Alexandre Benalla aime aussi à fixer l’objectif, à aller le chercher du regard. Comme sur cette photo du Salon de l’Agriculture, powered by Le Parisien. Il n’a visiblement aucune raison de regarder vers le photographe et lui sourire, et pourtant il le fait gaiement. Signe d’auto-satisfaction ? De simple bonheur à participer à la vie des puissants ? Des questions à sonder, au sein de ses motivations primales.

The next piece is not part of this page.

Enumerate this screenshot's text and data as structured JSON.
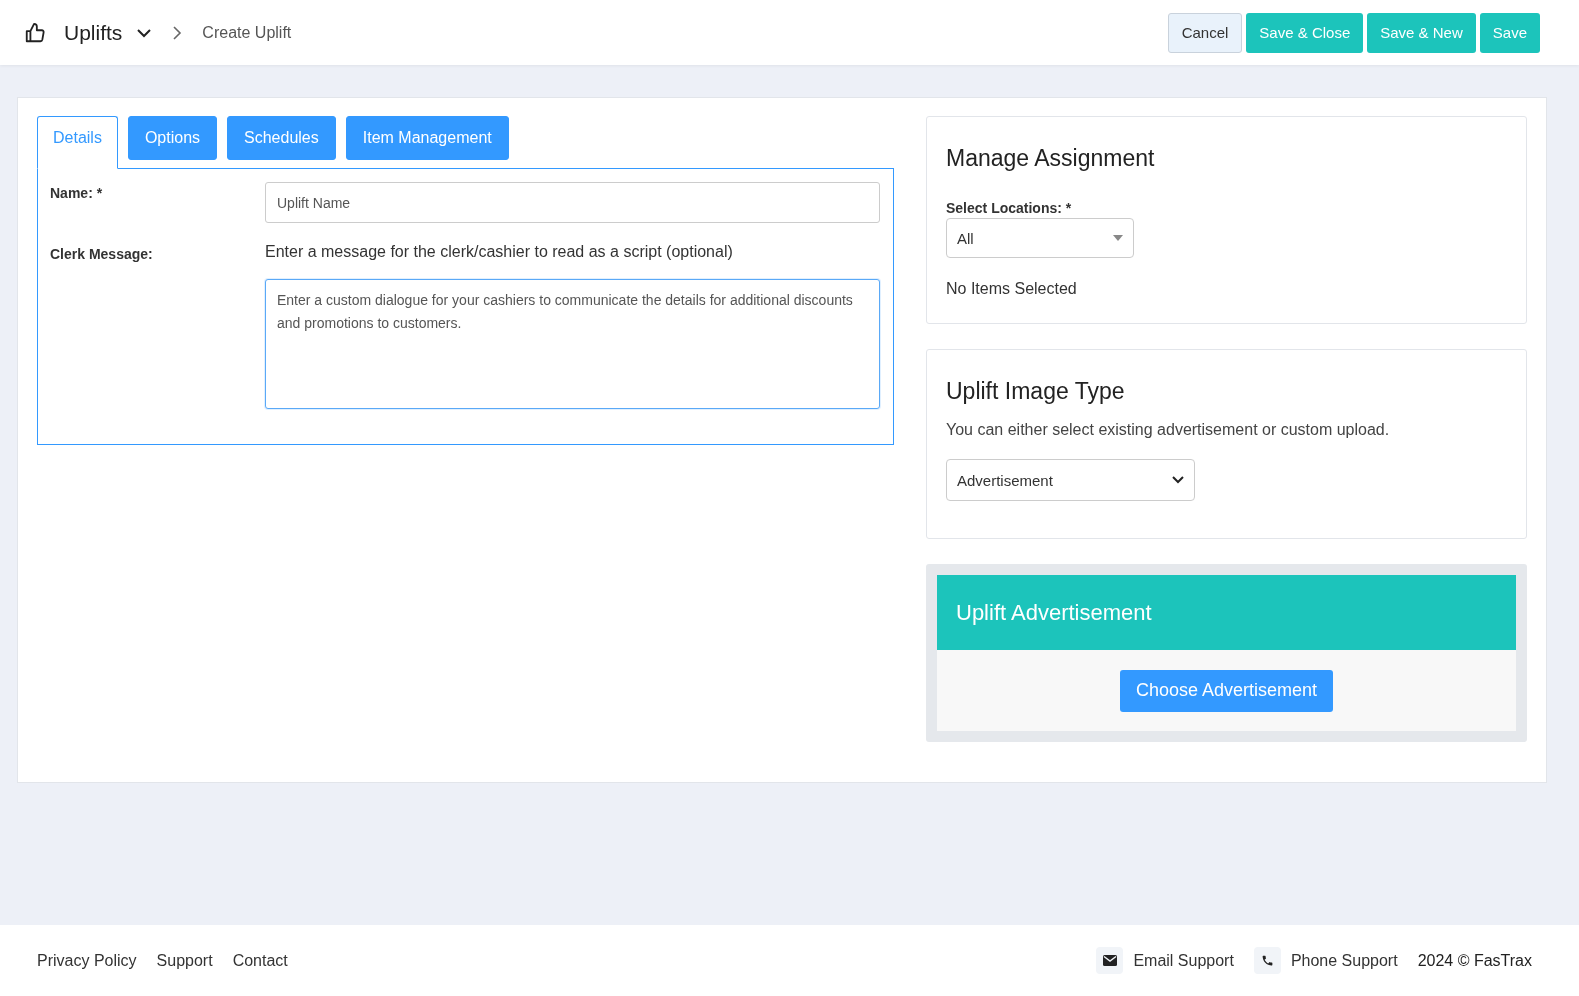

Au bilan : Benalla ne fait pas mieux que ses autres petits camarades, tous bords confondus. Des missions officielles le rapprochent des politiques en vue, entrecoupées d’activités de conseils dans le privé, à l’international, pour grossir ses revenus. Un mix somme toute banal quand on veut durer sur le secteur et grimper dans la pyramide sociale. Mais a t-il tout simplement voulu le faire trop vite ?
[MAJ 12 & 17 sept., 6 oct. 2018:] – Autre trait de caractère apparaissant au fil de la reprise de la commission d’enquête sénatoriale en cette rentrée 2018, le goût du bluff et de l’envie d’en découdre. Si on a pu le constater de visu sur le terrain et par vidéos, cela prend une forme plus littéraire et juridique depuis. Alexandre Benalla parle le 11 sept. par communiqués de presse et avocat interposés, de façon contradictoire en quelques heures, et échauffe les esprits. Oui, il ira bien devant la Commission du Sénat, mais bon… il a d’abord tenté d’y échapper. Poussant entre temps le Pdt de cette commission (Philippe Bas) à monter le ton d’un cran, et le rappeler à ses obligations. Coup d’épée dans l’eau.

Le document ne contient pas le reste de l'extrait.